In an event hosted by the Sydney-based Chinese Australian Forum in a Chinese restaurant, at which representatives from the major parties were invited to speak to the Chinese community, Liberal Senator Andrew Bragg thanked the Chinese community for “putting up with racism”, as if racism were a natural part of everyday life, something that, although unpleasant, had to be endured for the greater good.

Finally, the swing to Labor in Bennelong and Tangney points to an interesting convergence of political interests among Chinese of various heritages, as well as with other non-Chinese Asians. Bennelong has been predominantly a Chinese community where Cantonese and other dialects are spoken. Eastwood, for instance, has a large Chinese population, many of them of South-East Asian origin, as well as a sizeable Korean population, but in recent years, some Mandarin-speaking mainland Chinese have moved in.

In this case, a swing away from the Liberals appears to be a protest against anti-Chinese and anti-Asian racism, if not against the Coalition’s anti-China rhetoric. After all, on the street a racist attack randomly targets a person of Asian appearance, be they from Hong Kong or China, Korea or Malaysia.

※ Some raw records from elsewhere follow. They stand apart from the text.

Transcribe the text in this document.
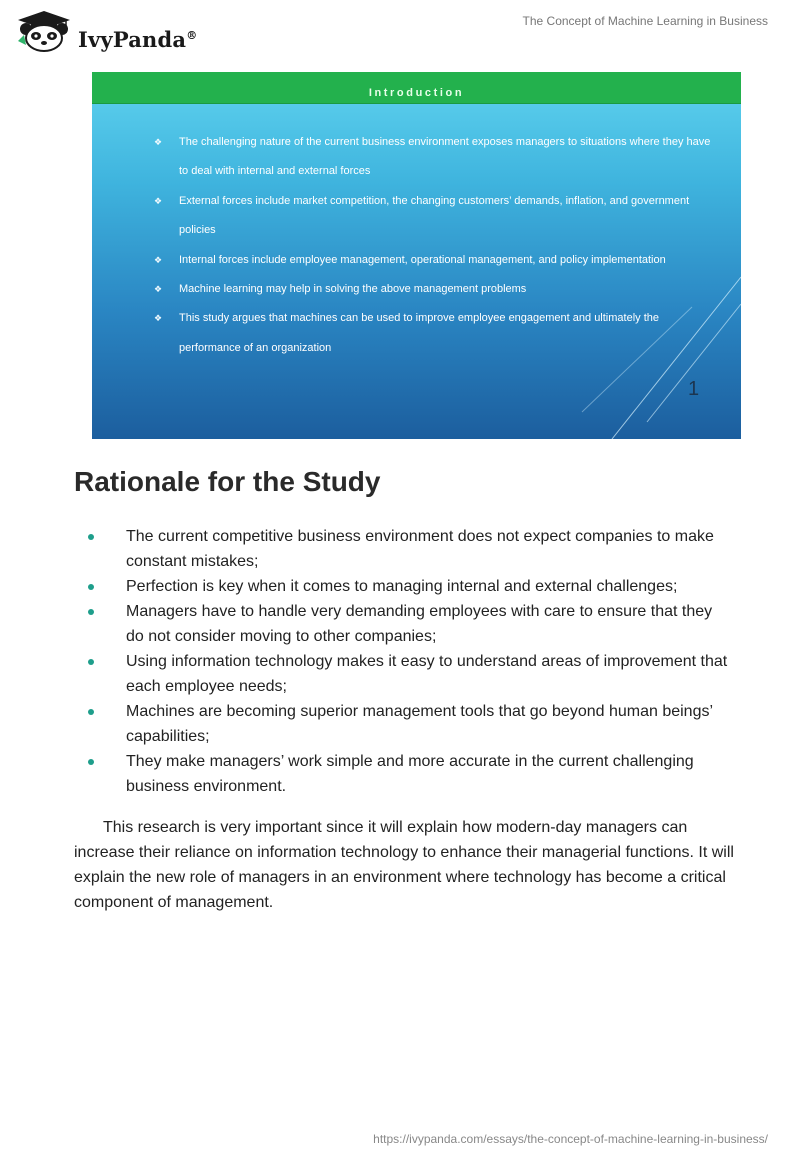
IvyPanda®
The Concept of Machine Learning in Business
Introduction
❖ The challenging nature of the current business environment exposes managers to situations where they have to deal with internal and external forces
❖ External forces include market competition, the changing customers’ demands, inflation, and government policies
❖ Internal forces include employee management, operational management, and policy implementation
❖ Machine learning may help in solving the above management problems
❖ This study argues that machines can be used to improve employee engagement and ultimately the performance of an organization
1
Rationale for the Study
The current competitive business environment does not expect companies to make constant mistakes;
Perfection is key when it comes to managing internal and external challenges;
Managers have to handle very demanding employees with care to ensure that they do not consider moving to other companies;
Using information technology makes it easy to understand areas of improvement that each employee needs;
Machines are becoming superior management tools that go beyond human beings’ capabilities;
They make managers’ work simple and more accurate in the current challenging business environment.

This research is very important since it will explain how modern-day managers can increase their reliance on information technology to enhance their managerial functions. It will explain the new role of managers in an environment where technology has become a critical component of management.

https://ivypanda.com/essays/the-concept-of-machine-learning-in-business/
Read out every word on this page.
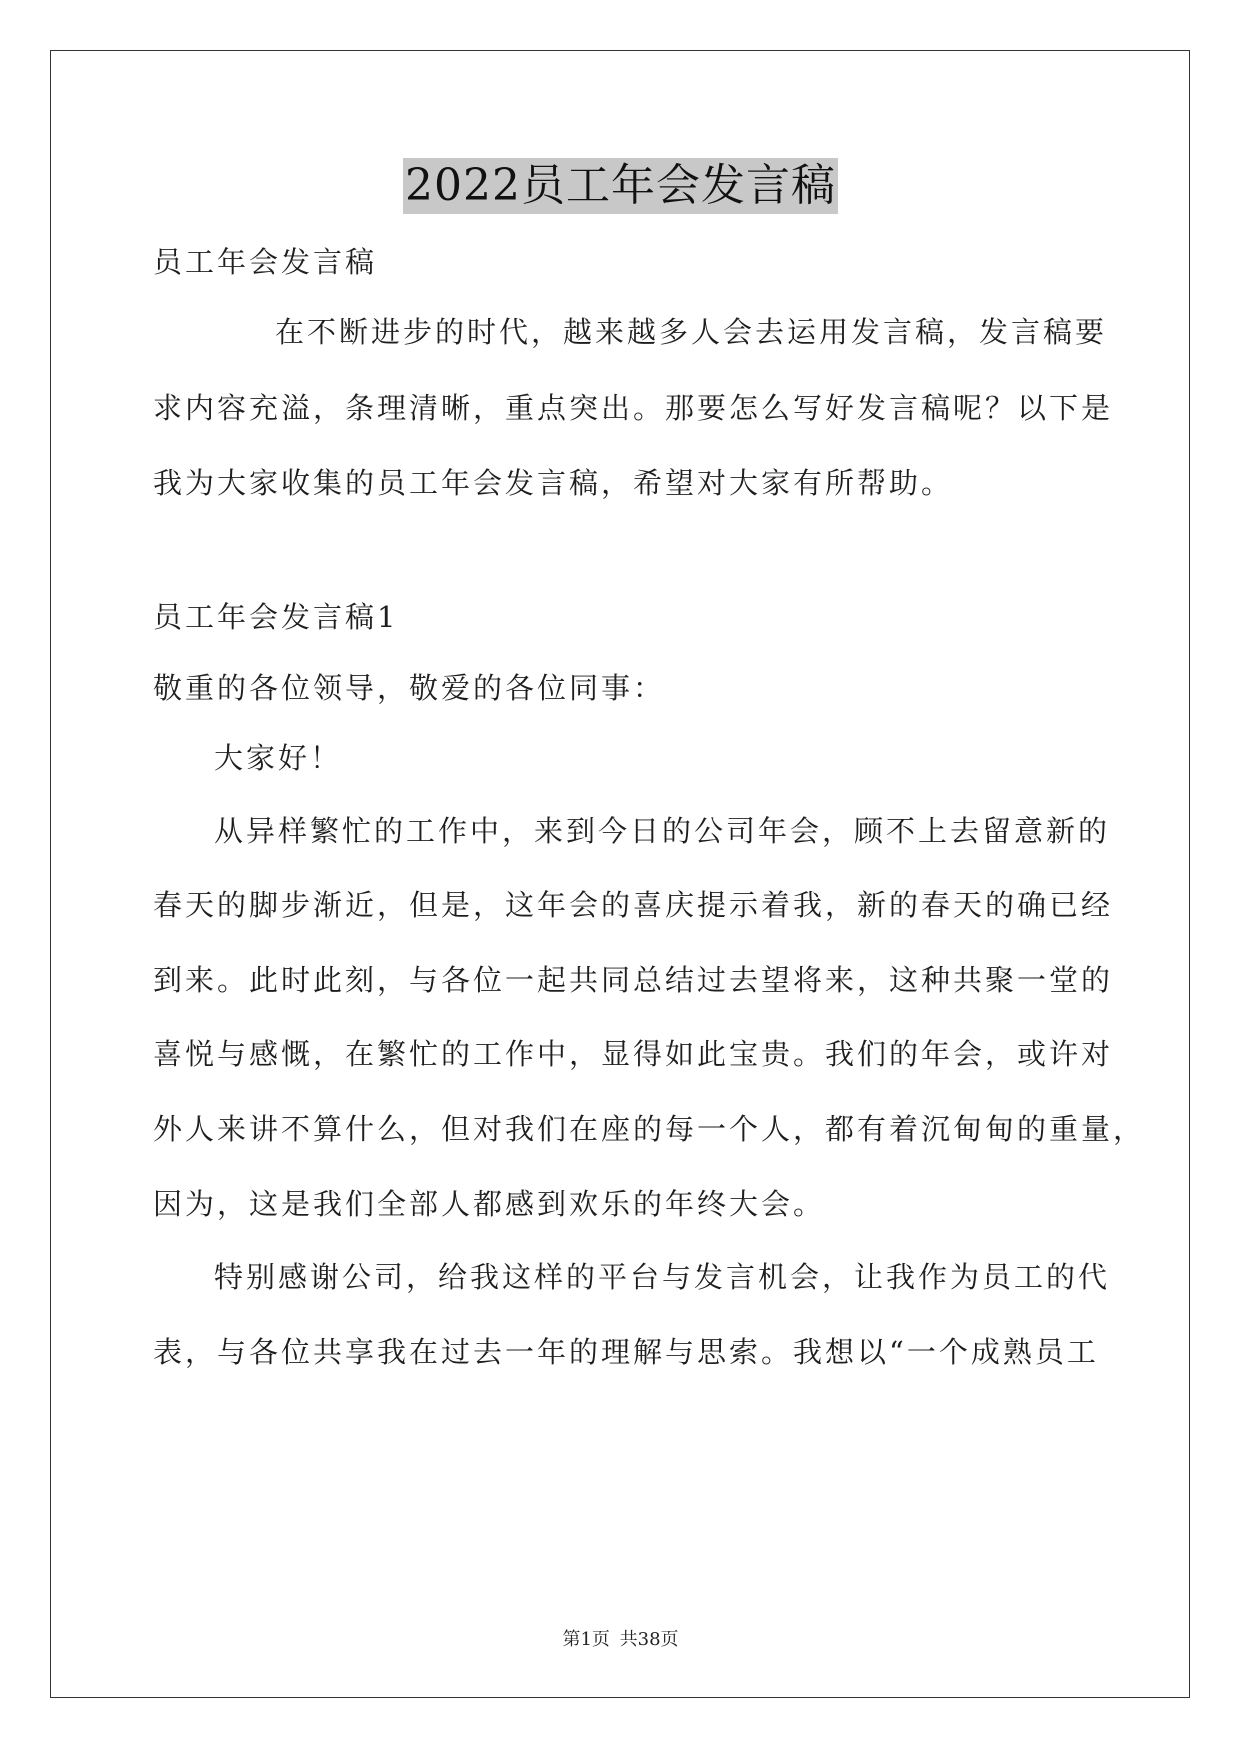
2022员工年会发言稿
员工年会发言稿
在不断进步的时代，越来越多人会去运用发言稿，发言稿要
求内容充溢，条理清晰，重点突出。那要怎么写好发言稿呢？以下是
我为大家收集的员工年会发言稿，希望对大家有所帮助。
员工年会发言稿1
敬重的各位领导，敬爱的各位同事：
大家好！
从异样繁忙的工作中，来到今日的公司年会，顾不上去留意新的
春天的脚步渐近，但是，这年会的喜庆提示着我，新的春天的确已经
到来。此时此刻，与各位一起共同总结过去望将来，这种共聚一堂的
喜悦与感慨，在繁忙的工作中，显得如此宝贵。我们的年会，或许对
外人来讲不算什么，但对我们在座的每一个人，都有着沉甸甸的重量，
因为，这是我们全部人都感到欢乐的年终大会。
特别感谢公司，给我这样的平台与发言机会，让我作为员工的代
表，与各位共享我在过去一年的理解与思索。我想以“一个成熟员工
第1页 共38页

Chinese Australians have high hopes for Labor, despite the fact that so far there is hardly any fundamental difference between the two major parties when it comes to China. We can only hope that Labor sets out to differentiate itself from the Coalition by taking a firm stand against anti-Chinese racism on the domestic front. Internationally, Labor can only stand to benefit from adopting a more independent position vis-à-vis the US as well as a measured and less destructive approach to China.